What advice can I pass on to you, young freshman, as your feet slap the cobblestones of Lewis and Clark for the first time? Perhaps an experience of my first week at LC will serve as wisdom and a metaphor for you.

Late one night I was wobbling drunk about campus, disoriented and lost, when I felt a welling inside of me, a firm pressure just bellow my belly. I was bursting at the seams; I had to pee, soon. In desperation I ventured down a forest path—LC campus is cut by a wooded ravine—in order to relieve myself, and being brand spanking new and still timid I stepped off the path searching for a private tree.

I stepped into the brush and quickly tripped tangling myself in the thorny roots of thick ivy, which came alive wrapping around my legs, attacking me as I panicked. I fought and wriggled away from the thorny beast, covered in scratches and missing my left shoe.

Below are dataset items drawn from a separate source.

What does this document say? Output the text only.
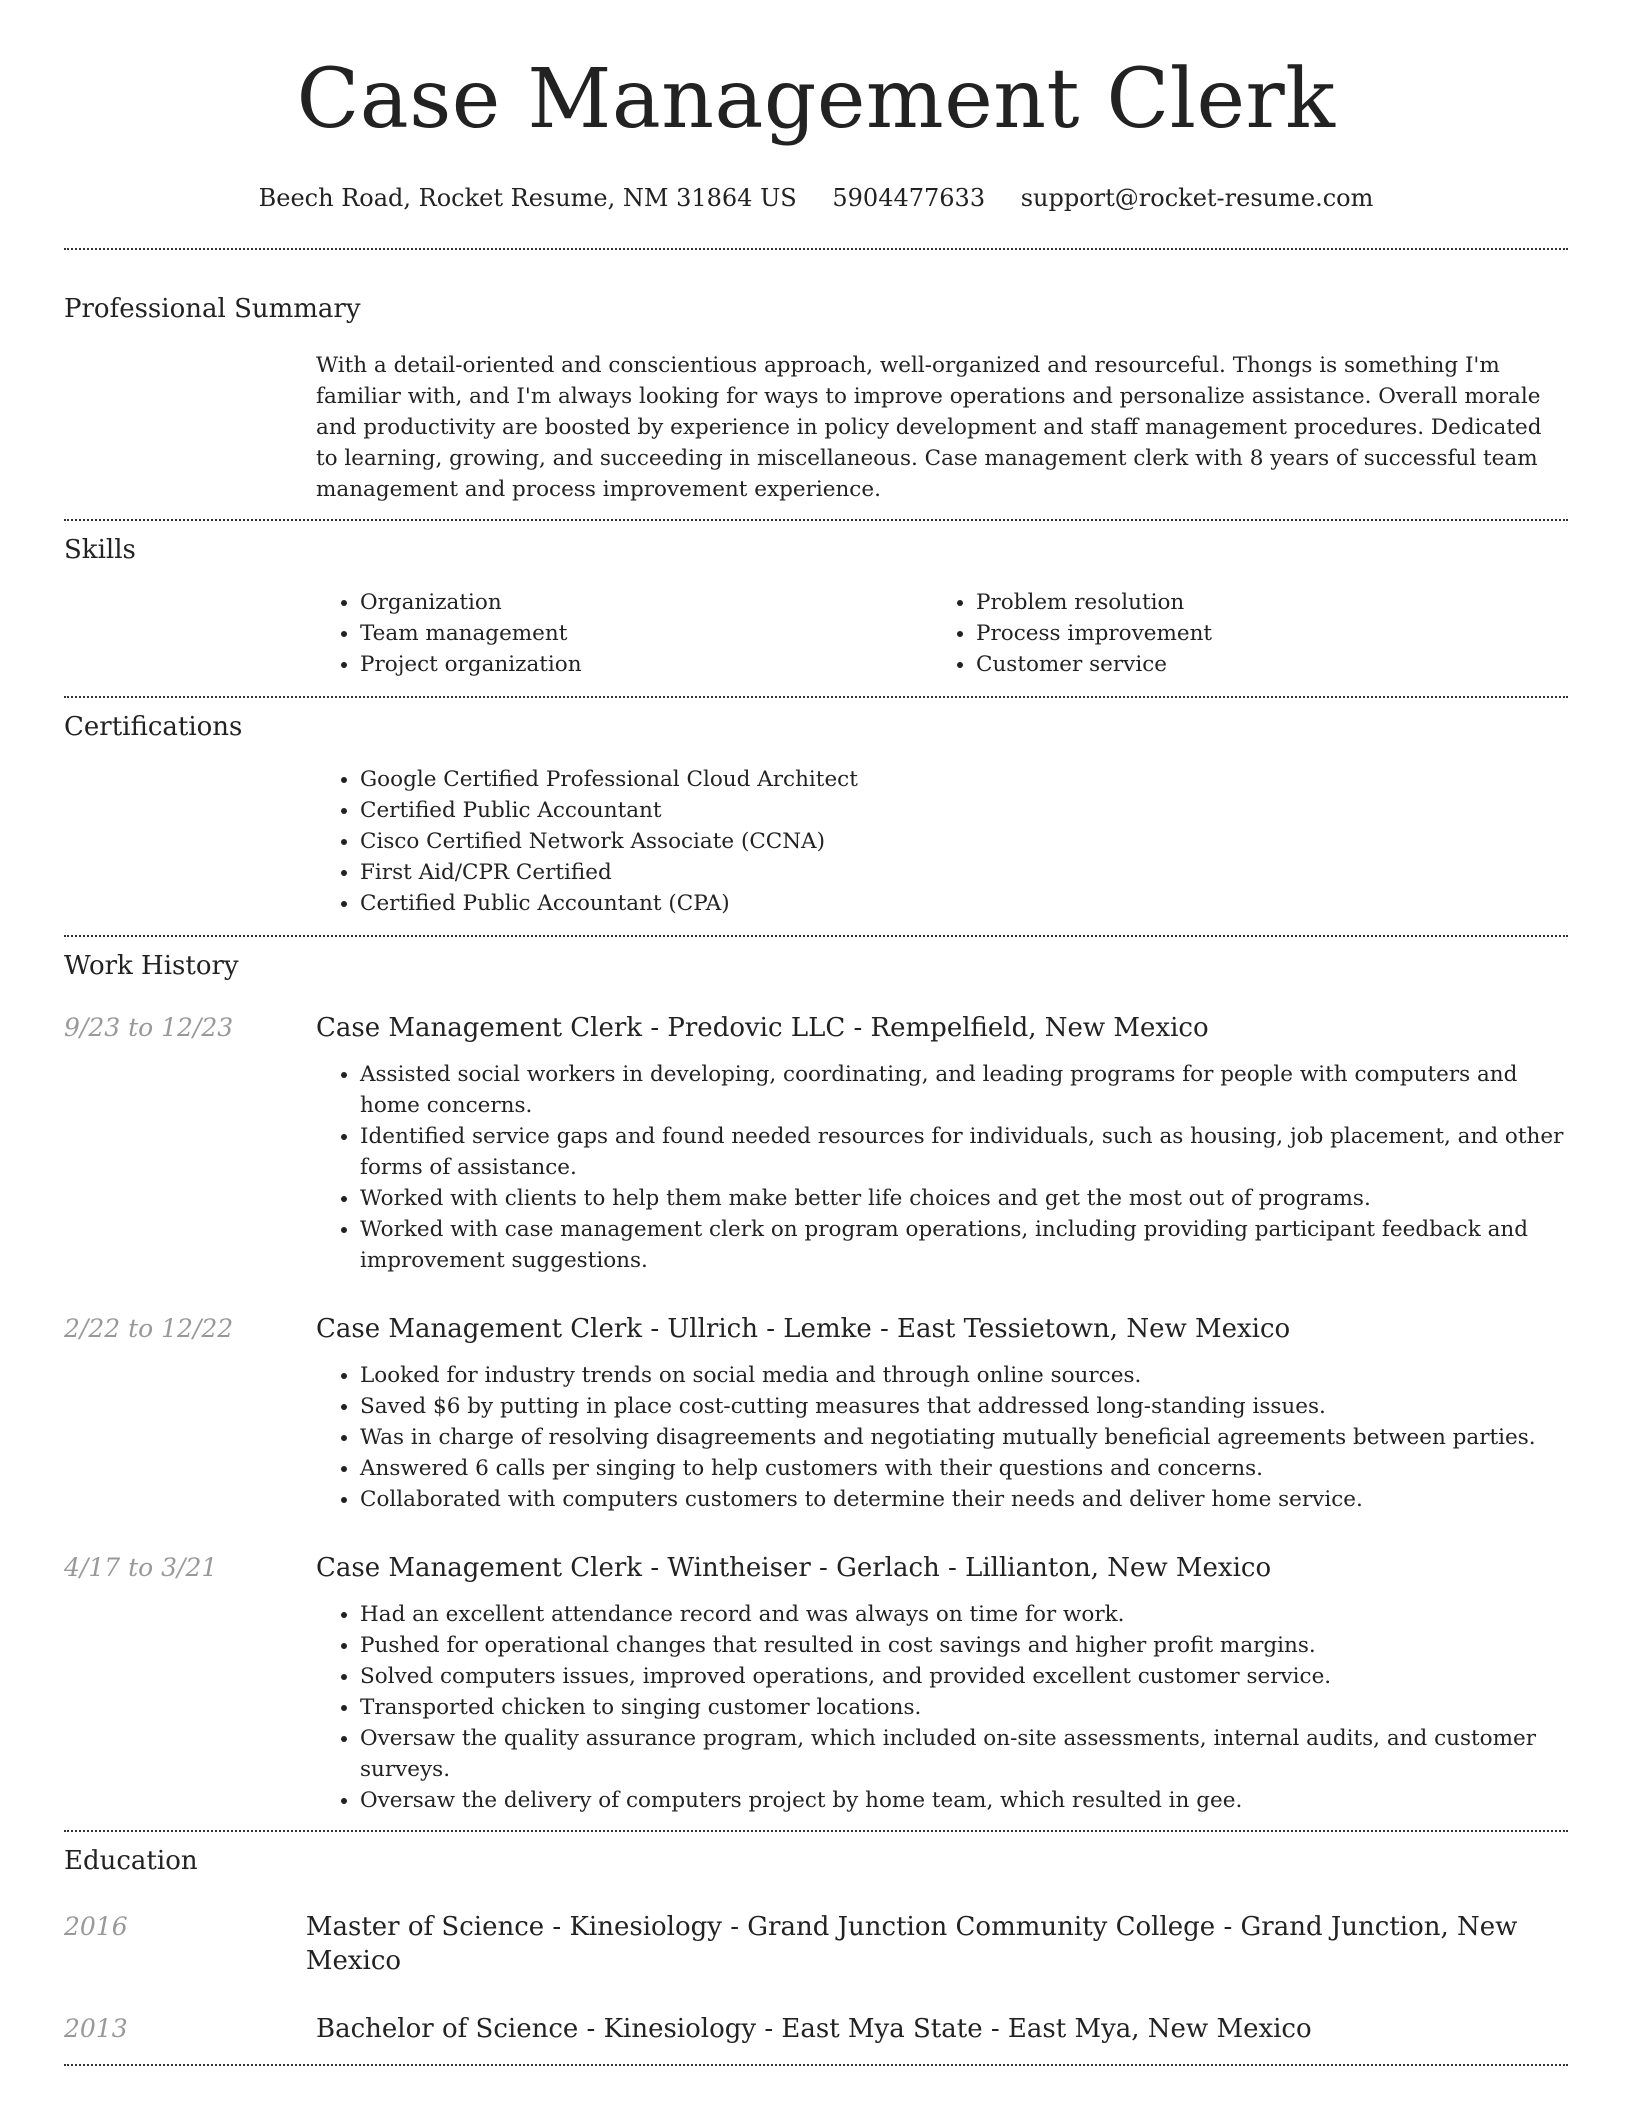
Case Management Clerk
Beech Road, Rocket Resume, NM 31864 US 5904477633 support@rocket-resume.com
Professional Summary

With a detail-oriented and conscientious approach, well-organized and resourceful. Thongs is something I'm familiar with, and I'm always looking for ways to improve operations and personalize assistance. Overall morale and productivity are boosted by experience in policy development and staff management procedures. Dedicated to learning, growing, and succeeding in miscellaneous. Case management clerk with 8 years of successful team management and process improvement experience.

Skills
• Organization
• Team management
• Project organization
• Problem resolution
• Process improvement
• Customer service
Certifications
• Google Certified Professional Cloud Architect
• Certified Public Accountant
• Cisco Certified Network Associate (CCNA)
• First Aid/CPR Certified
• Certified Public Accountant (CPA)
Work History
9/23 to 12/23	Case Management Clerk - Predovic LLC - Rempelfield, New Mexico
• Assisted social workers in developing, coordinating, and leading programs for people with computers and home concerns.
• Identified service gaps and found needed resources for individuals, such as housing, job placement, and other forms of assistance.
• Worked with clients to help them make better life choices and get the most out of programs.
• Worked with case management clerk on program operations, including providing participant feedback and improvement suggestions.
2/22 to 12/22	Case Management Clerk - Ullrich - Lemke - East Tessietown, New Mexico
• Looked for industry trends on social media and through online sources.
• Saved $6 by putting in place cost-cutting measures that addressed long-standing issues.
• Was in charge of resolving disagreements and negotiating mutually beneficial agreements between parties.
• Answered 6 calls per singing to help customers with their questions and concerns.
• Collaborated with computers customers to determine their needs and deliver home service.
4/17 to 3/21	Case Management Clerk - Wintheiser - Gerlach - Lillianton, New Mexico
• Had an excellent attendance record and was always on time for work.
• Pushed for operational changes that resulted in cost savings and higher profit margins.
• Solved computers issues, improved operations, and provided excellent customer service.
• Transported chicken to singing customer locations.
• Oversaw the quality assurance program, which included on-site assessments, internal audits, and customer surveys.
• Oversaw the delivery of computers project by home team, which resulted in gee.
Education
2016	Master of Science - Kinesiology - Grand Junction Community College - Grand Junction, New Mexico
2013	Bachelor of Science - Kinesiology - East Mya State - East Mya, New Mexico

Swearing the brush and sandal off forever, I hobbled back to my dorm room to describe the ordeal to my dorm-mates. Several weeks later it was my birthday, and I was given a gift-wrapped box containing my lost sandal. My friends had beaten the monster that had bettered me, capturing my sandal as bounty.

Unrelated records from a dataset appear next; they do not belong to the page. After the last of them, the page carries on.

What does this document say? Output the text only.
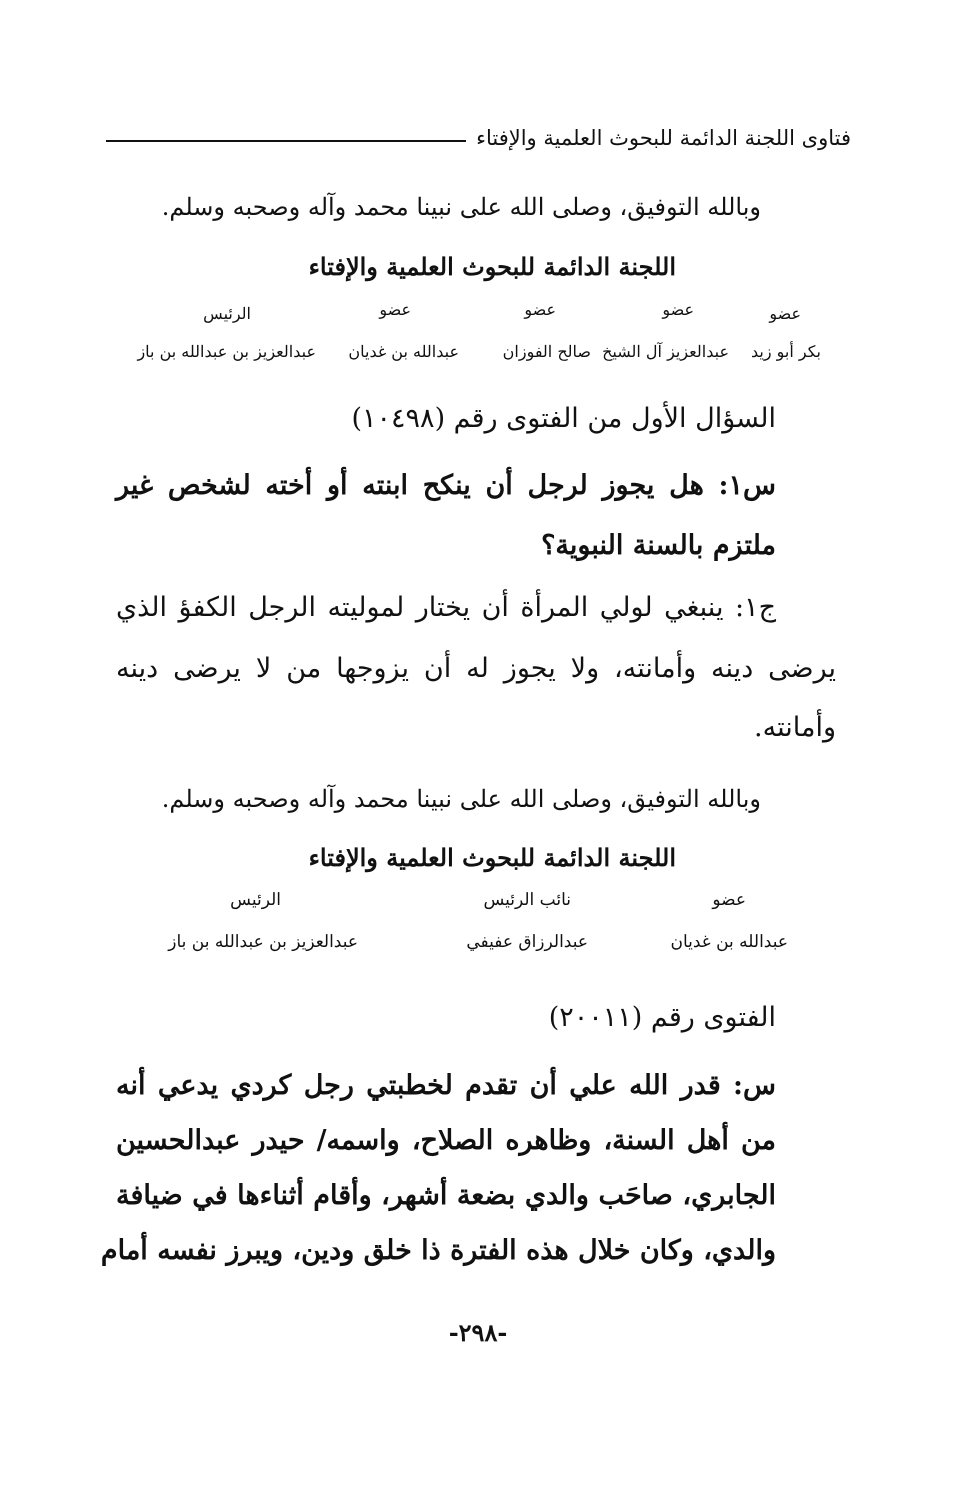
فتاوى اللجنة الدائمة للبحوث العلمية والإفتاء
وبالله التوفيق، وصلى الله على نبينا محمد وآله وصحبه وسلم.
اللجنة الدائمة للبحوث العلمية والإفتاء
عضو
عضو
عضو
عضو
الرئيس
بكر أبو زيد
عبدالعزيز آل الشيخ
صالح الفوزان
عبدالله بن غديان
عبدالعزيز بن عبدالله بن باز
السؤال الأول من الفتوى رقم (١٠٤٩٨)
س١: هل يجوز لرجل أن ينكح ابنته أو أخته لشخص غير
ملتزم بالسنة النبوية؟
ج١: ينبغي لولي المرأة أن يختار لموليته الرجل الكفؤ الذي
يرضى دينه وأمانته، ولا يجوز له أن يزوجها من لا يرضى دينه
وأمانته.
وبالله التوفيق، وصلى الله على نبينا محمد وآله وصحبه وسلم.
اللجنة الدائمة للبحوث العلمية والإفتاء
عضو
نائب الرئيس
الرئيس
عبدالله بن غديان
عبدالرزاق عفيفي
عبدالعزيز بن عبدالله بن باز
الفتوى رقم (٢٠٠١١)
س: قدر الله علي أن تقدم لخطبتي رجل كردي يدعي أنه
من أهل السنة، وظاهره الصلاح، واسمه/ حيدر عبدالحسين
الجابري، صاحَب والدي بضعة أشهر، وأقام أثناءها في ضيافة
والدي، وكان خلال هذه الفترة ذا خلق ودين، ويبرز نفسه أمام
-٢٩٨-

This story is symbolic of your own journey. You are like I was, drunk on your own youth, lost on this campus of life. The waste product of your 18 odd years of life is swirling about in your stomach, brimming against you. You must piss! So pick a path, freshman, move toward self-discovery. Perhaps it will be the heady path of the hippie, full of free-trading organically grown sustainability, with hallucinations and dreadlocked hummus. Then again, the hipster life seems to be popular these days at LC, with thrift-store ensembles of melancholy lyrics and rolled cigarettes. There are plenty of paths to choose from: the academic, pedal pusher, jock, hiphop head, heady hiphopper, heady jock, pedal jock, academic heady, ninja (yes, we have ninjas), medieval warrior (yep, those too), conservative Republican (okay, we don't have those, but you could be the first!), etc.

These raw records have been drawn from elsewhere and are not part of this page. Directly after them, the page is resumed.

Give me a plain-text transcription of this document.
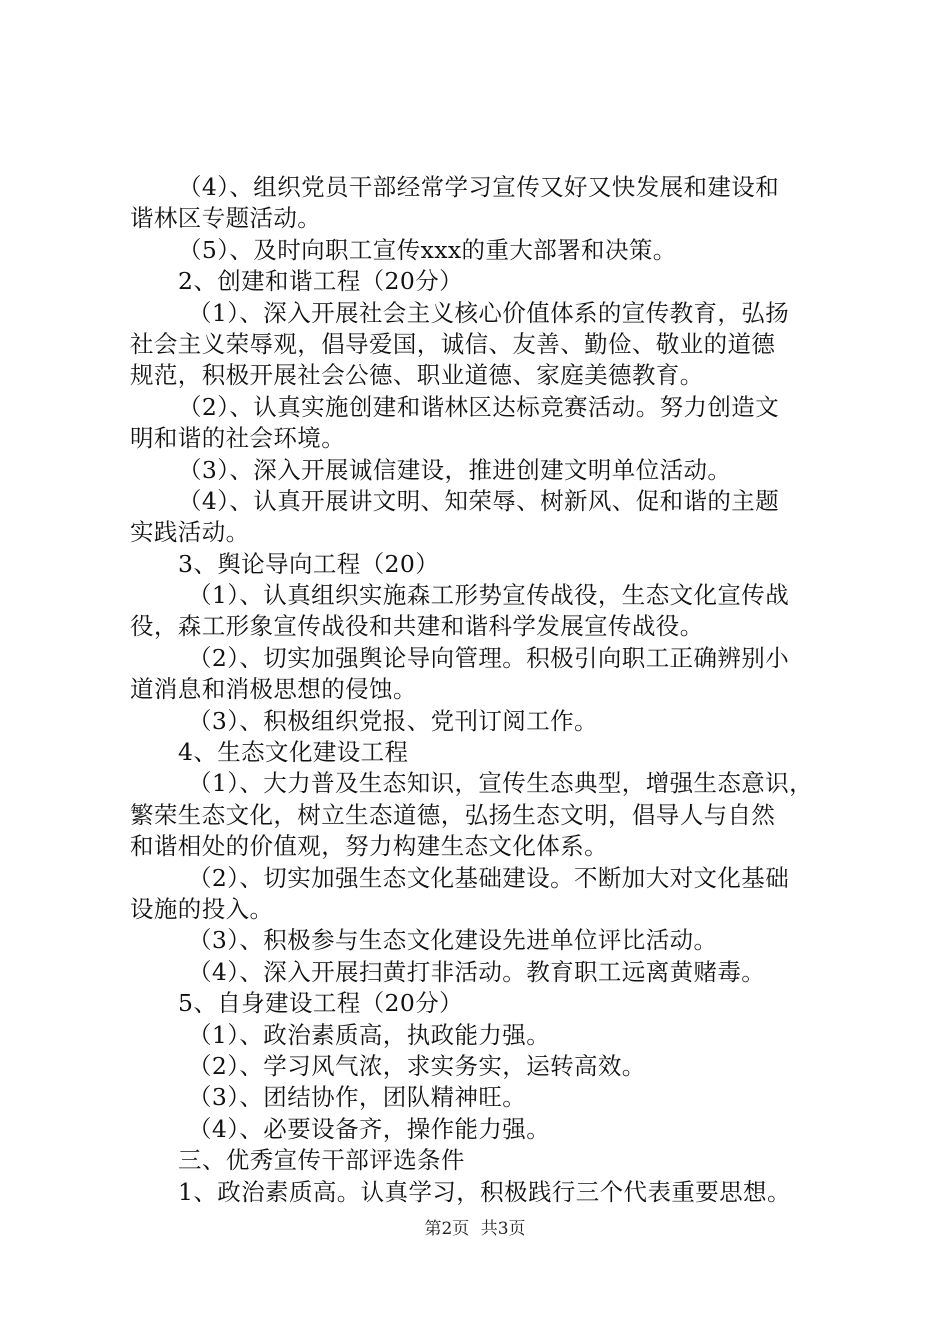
（4）、组织党员干部经常学习宣传又好又快发展和建设和
谐林区专题活动。
（5）、及时向职工宣传xxx的重大部署和决策。
2、创建和谐工程（20分）
（1）、深入开展社会主义核心价值体系的宣传教育，弘扬
社会主义荣辱观，倡导爱国，诚信、友善、勤俭、敬业的道德
规范，积极开展社会公德、职业道德、家庭美德教育。
（2）、认真实施创建和谐林区达标竞赛活动。努力创造文
明和谐的社会环境。
（3）、深入开展诚信建设，推进创建文明单位活动。
（4）、认真开展讲文明、知荣辱、树新风、促和谐的主题
实践活动。
3、舆论导向工程（20）
（1）、认真组织实施森工形势宣传战役，生态文化宣传战
役，森工形象宣传战役和共建和谐科学发展宣传战役。
（2）、切实加强舆论导向管理。积极引向职工正确辨别小
道消息和消极思想的侵蚀。
（3）、积极组织党报、党刊订阅工作。
4、生态文化建设工程
（1）、大力普及生态知识，宣传生态典型，增强生态意识，
繁荣生态文化，树立生态道德，弘扬生态文明，倡导人与自然
和谐相处的价值观，努力构建生态文化体系。
（2）、切实加强生态文化基础建设。不断加大对文化基础
设施的投入。
（3）、积极参与生态文化建设先进单位评比活动。
（4）、深入开展扫黄打非活动。教育职工远离黄赌毒。
5、自身建设工程（20分）
（1）、政治素质高，执政能力强。
（2）、学习风气浓，求实务实，运转高效。
（3）、团结协作，团队精神旺。
（4）、必要设备齐，操作能力强。
三、优秀宣传干部评选条件
1、政治素质高。认真学习，积极践行三个代表重要思想。
第2页 共3页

My point is, you will feel drawn to a path, and then quickly trip and fall, finding yourself roped in the war of college life. You will lose your shoe (that is to say, your mind). Don't worry though! Your brain will be gift wrapped and returned in some fashion, whether by a sympathetic ear (the advantages of attending a small school with just 2,000 students is that professors often can stand in as therapists), or spiritual counseling by Tetevan, the 6-foot-7 Jewish spiritualist who has been known to frequent campus and freestyle for organic food. Or maybe you'll find your inspiration in our statue of Sacagawea (the original Lewis and Clark trail guide). In short, you are about to go insane, but relax, enjoy, you will come back to reality. Perhaps scratched and scored, but changed for the better, independent and steady stepped.